A place where teenagers are shot at school or starve to death before they ever see a book.
A place where trust gets broken and power gets abused.
And also a place of beauty and wonder and love.
A place of compassion and passion; of miracles and grace;
of natural splendor and surprising joy.
Today is All Saint's Sunday, a time when we remember those who have died.
Especially today we remember members of our congregation who have died since last year.
And each of us has our own saints to remember;
God's children whom we have loved who no longer walk this earth.

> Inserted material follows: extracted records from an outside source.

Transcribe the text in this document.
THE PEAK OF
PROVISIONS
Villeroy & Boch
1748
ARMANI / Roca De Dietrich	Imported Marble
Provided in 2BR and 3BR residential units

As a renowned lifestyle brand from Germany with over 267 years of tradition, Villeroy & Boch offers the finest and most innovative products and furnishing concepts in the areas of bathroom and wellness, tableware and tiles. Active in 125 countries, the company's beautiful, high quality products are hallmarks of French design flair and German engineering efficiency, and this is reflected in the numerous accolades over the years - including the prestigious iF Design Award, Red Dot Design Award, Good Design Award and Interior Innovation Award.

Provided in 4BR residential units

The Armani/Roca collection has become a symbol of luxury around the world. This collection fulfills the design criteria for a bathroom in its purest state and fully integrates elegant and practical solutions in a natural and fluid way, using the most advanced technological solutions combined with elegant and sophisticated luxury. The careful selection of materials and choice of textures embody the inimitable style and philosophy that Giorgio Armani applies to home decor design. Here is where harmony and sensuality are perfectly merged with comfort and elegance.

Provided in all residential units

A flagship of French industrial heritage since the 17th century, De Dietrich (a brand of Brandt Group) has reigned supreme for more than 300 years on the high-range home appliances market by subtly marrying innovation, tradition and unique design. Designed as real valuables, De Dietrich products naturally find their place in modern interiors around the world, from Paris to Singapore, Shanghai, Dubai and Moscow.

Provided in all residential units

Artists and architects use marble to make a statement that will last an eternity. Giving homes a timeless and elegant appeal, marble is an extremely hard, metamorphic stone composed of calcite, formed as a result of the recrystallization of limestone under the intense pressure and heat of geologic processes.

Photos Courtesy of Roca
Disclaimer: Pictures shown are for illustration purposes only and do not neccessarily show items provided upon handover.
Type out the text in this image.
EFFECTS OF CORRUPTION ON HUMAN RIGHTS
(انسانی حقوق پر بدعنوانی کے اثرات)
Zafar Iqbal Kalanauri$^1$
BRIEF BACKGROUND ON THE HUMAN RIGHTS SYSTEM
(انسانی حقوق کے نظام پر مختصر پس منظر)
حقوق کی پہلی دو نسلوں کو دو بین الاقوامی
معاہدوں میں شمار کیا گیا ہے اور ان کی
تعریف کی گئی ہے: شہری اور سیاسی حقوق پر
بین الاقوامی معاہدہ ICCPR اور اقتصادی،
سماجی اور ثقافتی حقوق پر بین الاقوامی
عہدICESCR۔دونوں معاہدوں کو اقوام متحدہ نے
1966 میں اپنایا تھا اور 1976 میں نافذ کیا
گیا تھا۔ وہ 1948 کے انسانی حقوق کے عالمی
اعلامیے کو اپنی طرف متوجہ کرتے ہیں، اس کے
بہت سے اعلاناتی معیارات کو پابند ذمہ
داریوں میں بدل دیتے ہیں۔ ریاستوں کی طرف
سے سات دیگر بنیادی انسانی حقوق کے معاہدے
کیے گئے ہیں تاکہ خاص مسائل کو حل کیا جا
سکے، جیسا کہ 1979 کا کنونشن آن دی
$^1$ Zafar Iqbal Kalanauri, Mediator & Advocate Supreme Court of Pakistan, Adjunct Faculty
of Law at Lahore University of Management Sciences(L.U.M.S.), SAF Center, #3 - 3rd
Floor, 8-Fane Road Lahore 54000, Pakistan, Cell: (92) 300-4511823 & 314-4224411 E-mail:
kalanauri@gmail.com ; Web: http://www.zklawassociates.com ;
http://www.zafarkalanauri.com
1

We speak of the communion of saints as we gather for communion with Christ at the Table. How do we have communion with those who have died? For that matter, how do we have communion with Christ? In fact, isn't it often difficult to be in communion with those who are living and breathing and right here with us?
For me, this is where all these questions come together. Are the promises true? And do they make any difference?
The communion of saints is all those faithful people who have died and who now live with God. Their bodies are gone, buried in the earth or cremated back into the dust from which we all began, but we claim that some essential part of them survives. That the God-part, the spirit-part, continues to be living soul, unquenchable.
Not just that the spirit they shared on earth is revived in our memories or in the work they left behind. No, we claim the spirits of the saints are, in fact, still present in the universe.
In Communion at Christ's table we make a similarly astounding claim. The assertion we make when we share the bread and cup is not only that Jesus lived and breathed once, but that because he lives still, we actually imbibe his spirit here, when we come in faith.
In this church, we do not claim to eat Christ's flesh or drink his blood, but neither do we say that what we do is merely symbolic, a remembrance, a ritual of thanksgiving. No, we boldly claim that when we eat this bread and share this cup, Christ is actually present to us, in us, with us, among us; that his spirit can be one with our spirit; that his divinity can transform our humanity.
Now, either there's something to all this or we're just blowing smoke. Because if it's all just in memory -- of Jesus, of our friends who have died -- then let us say so clearly. Jesus was a good teacher and we come to learn his lessons. The people who died in faith were good people and we come to honor their memory. But now it's up to us. Up to us to keep the spirit alive. Up to us to finish the work.
Now, here's my problem. If that's the case, then I don't believe these Biblical promises for a minute. No more war, no more crying, no more pain, only peace. We can do our best, as many humans have throughout the history of the world, and we'll still end up with something like we see today: moments of beauty, lots of loss.
But what if it's true? What if the saints who went before us are not gone? What if they are still present and the spirit they embodied here for a time, is now free to be with us as we have need? What if Christ actually comes to us in communion and offers himself to us to take, and eat, and make part of our own body and soul? What if there is a paradise to be regained?
If it is true, then I have hope. I have hope not only that someday, when I have died, I can experience the kind of peace that we read about in Isaiah and Revelation, but that this vision of paradise, this image of shalom, has a reality now beyond my own wishful thinking.
And if that is true, then how can I not reach for it, strive for it, ache for it, long for it? How can I not look at the world as it is and see the world as it could be? How can I not yearn to end the suffering and usher in the peace? How can I dip into the beautiful grace at this table and not long to carry it with me into my life?
Of course, it is all a mystery. It is still true that none of us really knows what happens when we die. None of us really knows how Jesus could have been a Palestinian Jew 2000 years ago and still speak to Americans and Asians and Africans today.
Faith is still a leap.
But I have sat on the side of the bed and watched the life go out. And let me say this. What left was not just breath. What stopped was not simply brain-waves. What left was a person. A spirit-breathed person. A body remained, stiff and soon cold. But the person that I knew was no longer in that body. A nd yet, neither were they gone.
And so when we gather here to worship, week after week, what I know is that we do not worship alone. It's not just the ones still walking who fill this room. But all the saints. The community gathered is bigger than we see. It is the people who laid the cornerstone in 1922 and the ones who sang in the choir in 1944 and the ones who sat on the session in 1966 and the ones who quietly prayed all along the way.
God's community of saints surrounds us.
God's commonwealth of grace lives among us.
God's communion of peace is nearer than we think.
So today we speak of death.
And life. And life that comes after death.
Of mystery and hope.
Today we remember the saints.
And God's promise of a tearless day.
And we leap with faith,
to be part of that communion even now, even here.